I am part of a loose network of published women writers. Lately, we’ve been discussing whether to discuss politics, and if the answer is no, in general, is this election and this particular historical moment too important–should we make an exception?
In debating this point, the NEA has come up as one specific organization that will be handled very differently under McCain than under Obama. But so, too, has the nearly inevitable extinction of polar bears under global warming been raised as a consideration. Rightly so, if you ask me. I mean, we have to write about something, and if the whole world evaporates, that will dramatic for a while and then deadly boring, with an emphasis on deadly.
I myself have been thinking about politics, and what role they might play in the life of my blog. Can one extol the virtues of casting against type in one’s novels (making the plumber a thin, gay Dartmouth dropout, for example), without explaining that one ought not go out-of-bounds in one’s own life and cast the small-town mayor as Vice President or the anti-choice hunter as a feminist trophy? Can one be clear that in a novel, choices must be real–between two goods or two evils, between a clear A and a clear B, rather than A or not-A–and still find oneself tormented by the fact that what seems from here a choice between good and evil, the exact wrong kind of choice for a novel–is being played out nationally and internationally with great suspense? (More on choices in fiction in a future blog.)
Panic has driven much of the argument for getting together to support Obama, even if some of our fellow published women writers don’t agree with these politics. (For the record, no one has come forward to say that they do not agree, though some have remained quiet and some prefer to do their politicking somewhere different from where they do their writing conversations.)
But I woke up this morning thinking that for the first time since I was thirteen, I feel excited about this election–not just panicked. What happened when I was thirteen? Well, the Democrats nominated a woman to be vice-president. I grew up surrounded by rhetoric about change: self-help change (change yourself, your organizational system, your bad habits, your eating patterns, your karma, your own tires . . .), spare change, and the inevitability of change. For one thing, it was Berkeley.
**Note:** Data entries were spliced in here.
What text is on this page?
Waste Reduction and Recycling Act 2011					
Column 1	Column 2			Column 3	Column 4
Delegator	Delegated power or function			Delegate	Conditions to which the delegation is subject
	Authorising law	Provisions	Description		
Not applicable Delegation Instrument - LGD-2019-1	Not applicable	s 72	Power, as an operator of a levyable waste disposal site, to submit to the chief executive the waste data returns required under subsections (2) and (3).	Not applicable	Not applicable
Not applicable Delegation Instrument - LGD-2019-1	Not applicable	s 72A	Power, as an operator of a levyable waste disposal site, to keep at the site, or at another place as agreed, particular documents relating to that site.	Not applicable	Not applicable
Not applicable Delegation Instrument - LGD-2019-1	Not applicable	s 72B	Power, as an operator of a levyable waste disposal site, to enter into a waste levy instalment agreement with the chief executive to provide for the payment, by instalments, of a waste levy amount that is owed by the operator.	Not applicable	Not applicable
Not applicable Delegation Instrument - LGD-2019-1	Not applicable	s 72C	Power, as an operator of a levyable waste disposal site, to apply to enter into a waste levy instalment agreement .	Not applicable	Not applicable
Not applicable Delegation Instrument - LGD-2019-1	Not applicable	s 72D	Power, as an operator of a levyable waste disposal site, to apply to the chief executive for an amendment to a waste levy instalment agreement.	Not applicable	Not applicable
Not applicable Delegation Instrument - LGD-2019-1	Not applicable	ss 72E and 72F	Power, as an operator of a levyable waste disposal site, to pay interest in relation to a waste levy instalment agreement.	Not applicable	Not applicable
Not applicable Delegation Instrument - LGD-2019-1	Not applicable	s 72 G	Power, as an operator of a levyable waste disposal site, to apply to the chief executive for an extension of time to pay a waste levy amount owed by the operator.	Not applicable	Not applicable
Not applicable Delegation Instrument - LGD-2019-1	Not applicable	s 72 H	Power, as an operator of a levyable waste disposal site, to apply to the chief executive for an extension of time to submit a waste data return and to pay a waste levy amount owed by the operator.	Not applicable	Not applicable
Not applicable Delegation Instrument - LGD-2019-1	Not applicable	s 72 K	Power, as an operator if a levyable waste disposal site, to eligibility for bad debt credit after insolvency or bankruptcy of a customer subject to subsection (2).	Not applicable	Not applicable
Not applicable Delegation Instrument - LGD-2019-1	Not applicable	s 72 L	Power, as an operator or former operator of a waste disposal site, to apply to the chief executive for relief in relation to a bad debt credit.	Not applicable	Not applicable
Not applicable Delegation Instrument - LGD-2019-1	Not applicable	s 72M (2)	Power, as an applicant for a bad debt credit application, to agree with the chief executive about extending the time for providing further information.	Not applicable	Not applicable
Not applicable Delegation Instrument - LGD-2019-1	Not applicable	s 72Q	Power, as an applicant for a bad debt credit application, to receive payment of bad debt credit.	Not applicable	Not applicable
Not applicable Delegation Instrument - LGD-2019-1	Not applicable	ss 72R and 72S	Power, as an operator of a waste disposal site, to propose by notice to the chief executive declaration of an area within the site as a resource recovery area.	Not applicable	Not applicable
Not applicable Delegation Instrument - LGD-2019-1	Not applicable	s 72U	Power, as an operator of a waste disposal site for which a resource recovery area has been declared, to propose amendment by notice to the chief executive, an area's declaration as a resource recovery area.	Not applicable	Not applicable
For another, it was the era of the Cold War (the first Cold War?), and we knew that the choice was change or die. (This is another choice that doesn’t quite fit with the equation about choices in novels, above, but which made for a lot of earnest marching and learning of Russian lullabies and the making of several terrifying movies.)
Hence, as a child, I thought change was inevitable, and that a number of specific changes having to do with justice and peace and equality were right there on the horizon of my young life. Twenty-five years later, I am not excited to find that another woman has been nominated for vice-president, but I am hopeful–if you will–that the next president might be someone brilliant and nuanced and concerned about some of the major things that concern me. That seems like a change. And I will be glad if this country breaks out of its bass-ackwardness and elects a man of color. Maybe in eight years, we can then elect his wife. And get over the idea that we have to choose between having a woman OR a person of color as a candidate.
Anyway, I guess this choice thing is actually the crux of the matter. We are all trying to convince each other that one choice is the good one and one is the evil. It’s like sports–how the game plays out and what it means depends on who you are rooting for. In novels, you try to get everyone rooting for the same team, and yet you still want to humanize everyone. (James Baldwin was brilliant at loving all his characters.) Maybe that’s one of the great pleasures of reading: the reader gets to be the sole consciousness. No one else is there saying, But I agree with Miss Havisham. I liked the old Scrooge. Jean Rhys did write from the point of view of the crazy wife in Jane Eyre’s Rochester’s attic, but that was a different novel (Wide Sargasso Sea).
When we read novels we are subtly, pleasurably manipulated; in politics, the manipulation can sometimes be as subtle, but it’s rarely as pleasurable. If politics is a “choose your own adventure” story, as it claims to be, what can we readers do? Campaign, make calls, donate money, call in to radio stations, drive to Nevada, throw fundraisers, forward ghastly little emails . . . I don’t think we can market another story where the “drill, baby, drill” folks win another round. We have to hope for something new.